Discussion in 'Bukkit Discussion' started by Mrchasez, Apr 6, 2014.

Thread Status:
Not open for further replies.
  1. Offline

    Mrchasez

    Hello,

    Just a warning to server owners. Bukkit has implemented a system that basically does this. You type: /{plugin}:{command} and it runs that command for that plugin. This over writes certain things, like they are able to run "/me" and other Bukkit / Essentials commands.

    For you server owners who disable your /plugins command. Too bad! You can type:
    /bukkit:help

    And it displays all your plugins. I am assuming so many of you disable the plugins command you want this hidden. The best part is that Bukkit gives you no way to disable this easily, like in bukkit.yml. (edit: I have been told to disable the bukkit part of the issue you can add negative permissions)
     
  2. Offline

    danjb2000

    Basically if you did /bukkit:help it would bypass you disabling it and let them see all your plugins.
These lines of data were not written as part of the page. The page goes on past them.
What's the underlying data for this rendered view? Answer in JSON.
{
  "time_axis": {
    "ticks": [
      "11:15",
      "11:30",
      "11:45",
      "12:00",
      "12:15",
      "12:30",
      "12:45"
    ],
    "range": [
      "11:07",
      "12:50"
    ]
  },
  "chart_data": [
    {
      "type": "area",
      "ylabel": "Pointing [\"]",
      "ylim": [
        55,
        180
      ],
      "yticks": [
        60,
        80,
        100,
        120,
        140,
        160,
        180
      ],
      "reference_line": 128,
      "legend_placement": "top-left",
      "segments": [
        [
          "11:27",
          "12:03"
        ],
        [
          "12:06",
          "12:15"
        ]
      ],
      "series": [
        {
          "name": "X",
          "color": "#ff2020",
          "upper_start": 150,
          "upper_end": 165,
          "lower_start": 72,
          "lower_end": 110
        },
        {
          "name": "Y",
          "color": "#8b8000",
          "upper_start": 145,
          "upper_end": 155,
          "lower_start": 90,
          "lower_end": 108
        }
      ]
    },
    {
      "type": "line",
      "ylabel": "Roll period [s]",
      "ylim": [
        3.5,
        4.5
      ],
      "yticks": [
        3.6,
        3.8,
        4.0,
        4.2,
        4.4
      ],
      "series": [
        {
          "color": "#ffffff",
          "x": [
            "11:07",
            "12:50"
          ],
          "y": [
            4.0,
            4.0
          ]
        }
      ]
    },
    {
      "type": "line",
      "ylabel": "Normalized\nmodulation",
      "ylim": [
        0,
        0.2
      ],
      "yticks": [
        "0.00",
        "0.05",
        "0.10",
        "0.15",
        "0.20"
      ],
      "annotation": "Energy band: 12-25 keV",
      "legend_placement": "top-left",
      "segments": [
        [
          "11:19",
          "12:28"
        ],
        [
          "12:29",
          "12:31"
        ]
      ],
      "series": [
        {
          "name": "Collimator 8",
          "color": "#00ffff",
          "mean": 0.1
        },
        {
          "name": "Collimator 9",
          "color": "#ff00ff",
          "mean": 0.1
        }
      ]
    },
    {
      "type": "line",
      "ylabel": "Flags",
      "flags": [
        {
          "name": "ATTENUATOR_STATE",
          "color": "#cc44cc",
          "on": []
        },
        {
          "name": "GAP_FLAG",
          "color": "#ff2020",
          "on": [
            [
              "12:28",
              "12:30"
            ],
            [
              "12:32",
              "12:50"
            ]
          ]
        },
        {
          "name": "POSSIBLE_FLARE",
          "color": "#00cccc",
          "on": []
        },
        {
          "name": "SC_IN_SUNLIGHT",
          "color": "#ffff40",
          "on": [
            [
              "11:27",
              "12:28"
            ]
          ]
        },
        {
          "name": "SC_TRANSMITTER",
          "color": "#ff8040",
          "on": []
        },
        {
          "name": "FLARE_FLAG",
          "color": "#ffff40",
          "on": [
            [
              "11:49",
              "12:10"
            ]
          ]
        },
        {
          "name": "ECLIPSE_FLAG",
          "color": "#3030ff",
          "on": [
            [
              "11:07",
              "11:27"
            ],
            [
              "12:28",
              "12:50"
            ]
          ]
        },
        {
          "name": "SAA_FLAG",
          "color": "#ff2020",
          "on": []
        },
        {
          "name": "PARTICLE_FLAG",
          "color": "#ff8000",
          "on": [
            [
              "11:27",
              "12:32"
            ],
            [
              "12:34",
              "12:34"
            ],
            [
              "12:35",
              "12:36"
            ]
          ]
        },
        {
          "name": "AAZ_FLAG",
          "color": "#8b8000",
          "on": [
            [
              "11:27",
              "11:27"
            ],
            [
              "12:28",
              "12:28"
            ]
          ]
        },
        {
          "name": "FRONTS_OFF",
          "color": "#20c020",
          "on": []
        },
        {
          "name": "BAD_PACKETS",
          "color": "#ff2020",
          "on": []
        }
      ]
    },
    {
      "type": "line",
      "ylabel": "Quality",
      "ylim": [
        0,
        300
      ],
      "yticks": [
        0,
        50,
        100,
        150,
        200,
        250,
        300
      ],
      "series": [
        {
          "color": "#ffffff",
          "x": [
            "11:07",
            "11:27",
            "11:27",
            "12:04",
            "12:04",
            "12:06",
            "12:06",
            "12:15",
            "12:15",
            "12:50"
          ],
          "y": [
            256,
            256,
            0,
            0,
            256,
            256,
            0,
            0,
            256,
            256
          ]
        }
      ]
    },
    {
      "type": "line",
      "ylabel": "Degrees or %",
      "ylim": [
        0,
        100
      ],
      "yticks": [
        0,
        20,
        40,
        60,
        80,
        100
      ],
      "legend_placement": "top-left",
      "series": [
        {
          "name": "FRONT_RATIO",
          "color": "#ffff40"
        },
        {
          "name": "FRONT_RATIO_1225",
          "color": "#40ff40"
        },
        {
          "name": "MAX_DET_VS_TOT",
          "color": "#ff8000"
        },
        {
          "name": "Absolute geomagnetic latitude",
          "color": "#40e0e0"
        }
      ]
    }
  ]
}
    Also /{plugin}:{command} works
    so /bukkit:me [broadcast] works for groups that don't even have the permission.
     
  3. I have two questions:
    1. This applies to 1.7.6 only?
    2. Can they run any plugin commands without having the permission ? [need to be commands for which the permission is set up in the plugin.yml, not checked by the plugin]
     
  4. Offline

    Mrchasez


    No. Not any command. However it has been reported to have issues with certain software I won't mention. It also bypasses, say you block the command "sethome" in a WorldGuard Parkour region. This would bypass that. There are a million different scenarios it can be an issue.
     
  5. Offline

    danjb2000

    Think when you have a vanilla bukkit server, A lot of permissions are given by default, All of them can be used, as said /bukkit:me or /bukkit:help e.t.c
     
  6. Is it possible to detect plugin:cmd, say in PlayerCommandPreProcessEvent? Is it since 1.7.6 or already before?
     
  7. Offline

    Mrchasez


    Considering we aren't upgraded to 1.7.6. It's before.
     
  8. Indeed, i might've read the commit, but totally misjudged the impact.
     
  9. Offline

    Necrodoom

    All this does is allowing you to use previously overridden commands. The fact that you gave permission to people to use commands you dont want them to is the problem.
    If you dont want bukkit /help, negate bukkit.command.help.
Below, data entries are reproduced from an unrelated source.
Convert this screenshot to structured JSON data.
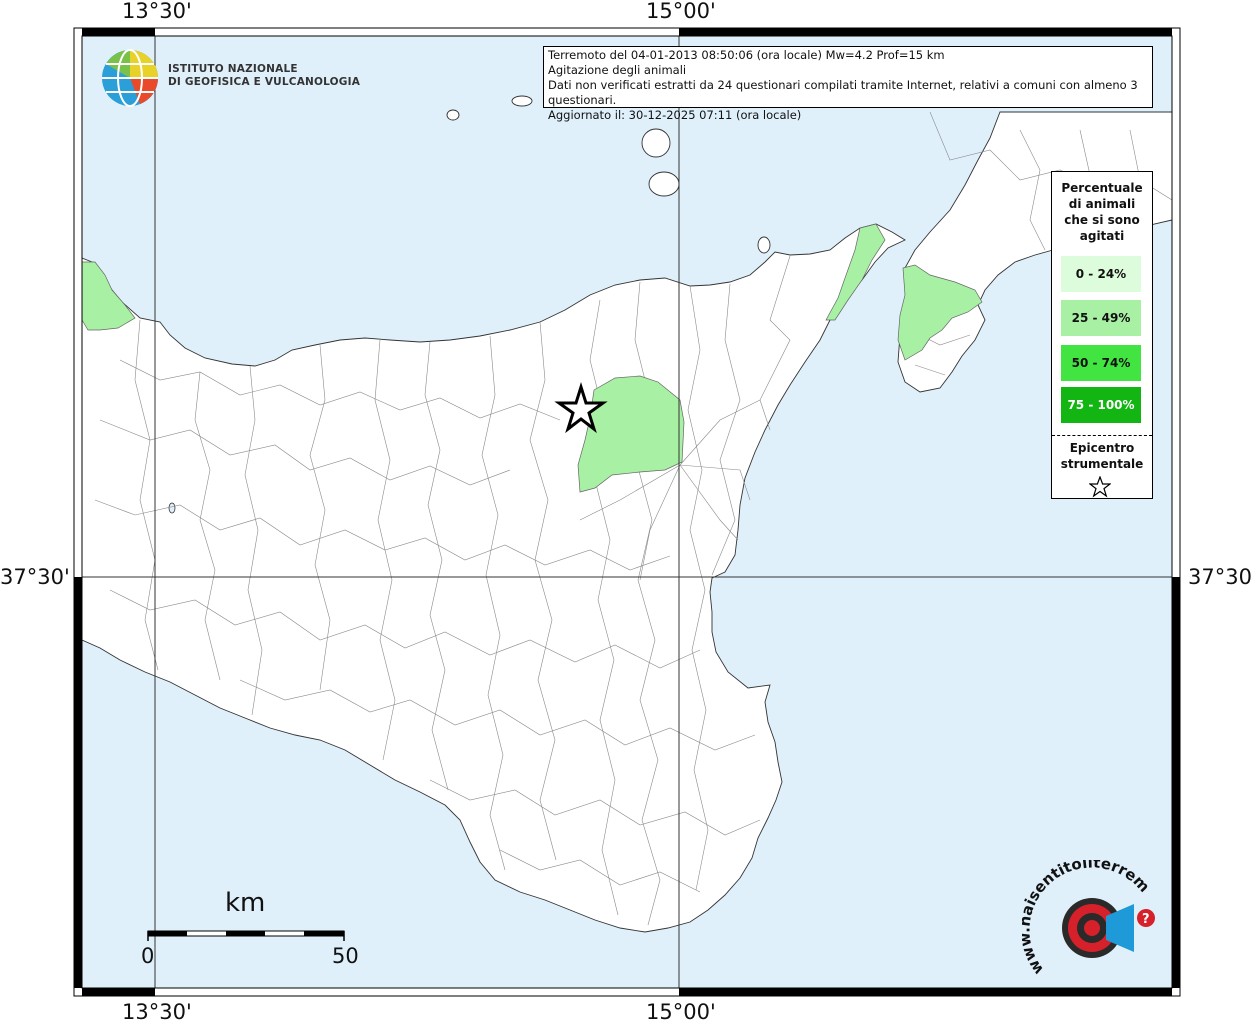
{
  "map": {
    "lon_labels_top": [
      "13°30'",
      "15°00'"
    ],
    "lon_labels_bottom": [
      "13°30'",
      "15°00'"
    ],
    "lat_label_left": "37°30'",
    "lat_label_right": "37°30'",
    "colors": {
      "sea": "#dff0fb",
      "land": "#ffffff",
      "frame": "#000000",
      "class_0_24": "#ddfcdc",
      "class_25_49": "#a8f0a4",
      "class_50_74": "#41e441",
      "class_75_100": "#13b513"
    }
  },
  "institute": {
    "line1": "ISTITUTO NAZIONALE",
    "line2": "DI GEOFISICA E VULCANOLOGIA"
  },
  "info": {
    "line1": "Terremoto del 04-01-2013 08:50:06 (ora locale) Mw=4.2 Prof=15 km",
    "line2": "Agitazione degli animali",
    "line3": "Dati non verificati estratti da 24 questionari compilati tramite Internet, relativi a comuni con almeno 3 questionari.",
    "line4": "Aggiornato il: 30-12-2025 07:11 (ora locale)"
  },
  "legend": {
    "title_lines": [
      "Percentuale",
      "di animali",
      "che si sono",
      "agitati"
    ],
    "classes": [
      {
        "label": "0 - 24%",
        "color": "#ddfcdc"
      },
      {
        "label": "25 - 49%",
        "color": "#a8f0a4"
      },
      {
        "label": "50 - 74%",
        "color": "#41e441"
      },
      {
        "label": "75 - 100%",
        "color": "#13b513"
      }
    ],
    "epicenter_lines": [
      "Epicentro",
      "strumentale"
    ],
    "epicenter_icon": "star-icon"
  },
  "scale": {
    "unit": "km",
    "min_label": "0",
    "max_label": "50"
  },
  "haisentito": {
    "url_text": "www.haisentitoilterremoto.it",
    "question_mark": "?"
  }
}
    Also, for your worldguard problem, this means you need to block all aliases of a command, like before. This just means you have a few extra aliases to block.
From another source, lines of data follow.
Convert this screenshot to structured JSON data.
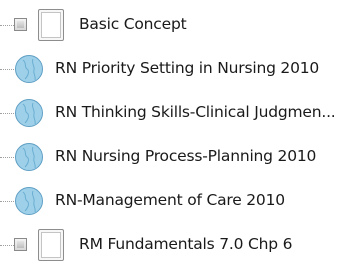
{
  "tree": {
    "items": [
      {
        "label": "Basic Concept",
        "icon": "document-icon",
        "has_checkbox": true
      },
      {
        "label": "RN Priority Setting in Nursing 2010",
        "icon": "globe-icon",
        "has_checkbox": false
      },
      {
        "label": "RN Thinking Skills-Clinical Judgmen...",
        "icon": "globe-icon",
        "has_checkbox": false
      },
      {
        "label": "RN Nursing Process-Planning 2010",
        "icon": "globe-icon",
        "has_checkbox": false
      },
      {
        "label": "RN-Management of Care 2010",
        "icon": "globe-icon",
        "has_checkbox": false
      },
      {
        "label": "RM Fundamentals 7.0 Chp 6",
        "icon": "document-icon",
        "has_checkbox": true
      }
    ]
  },
  "colors": {
    "globe_fill": "#9fd0ea",
    "globe_stroke": "#5f9fc4",
    "connector": "#a0a0a0"
  }
}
    After all, this is not a dangerous feature, but just one you ignored when you configured your plugins.
     
    JaguarJo likes this.
  10. It kind of got added at some point of time (Edit: like 1.7.2?). Could've been easy to overlook. Not that dangerous of course.

    So what slightly hurts would be like:
    - The command API in Bukkit is not too well suited for generic operations, lacks ways of referencing and lookup.
    - The API does not give convenient control for removing unwanted aliases or hiding commands from tab completion. Look up and altering permissions for commands is slightly complex and not well supported.
    - Using the PlayerCommandPreprocessEvent can prevent executing commands and sub-commands, but does not allow preventing tab completion, nor does it allow to conveniently look up, what command would be used (alias, plugin, ...).
    - Hoping for all plugins to always implement all needed aspects is not realistic, also simple conflicts can't be easily seen using the API (same command registered for two plugins, but which one wins out? Server owners test it, but plugins will... compare CommandExecutors !?).
     
  11. Offline

    Mrchasez


    Not true and totally misguided. People were never able to use /me because Essentials over writes Bukkit in priority. We don't give them the permission to use the essentials version, they can't use it all. However now they can completely bypass Essentials and use bukkits. Sure we can add a negative permission node, but what if this was something more serious then a me bypass? The damage would have already happened. There are also plenty of other negative issues it brings.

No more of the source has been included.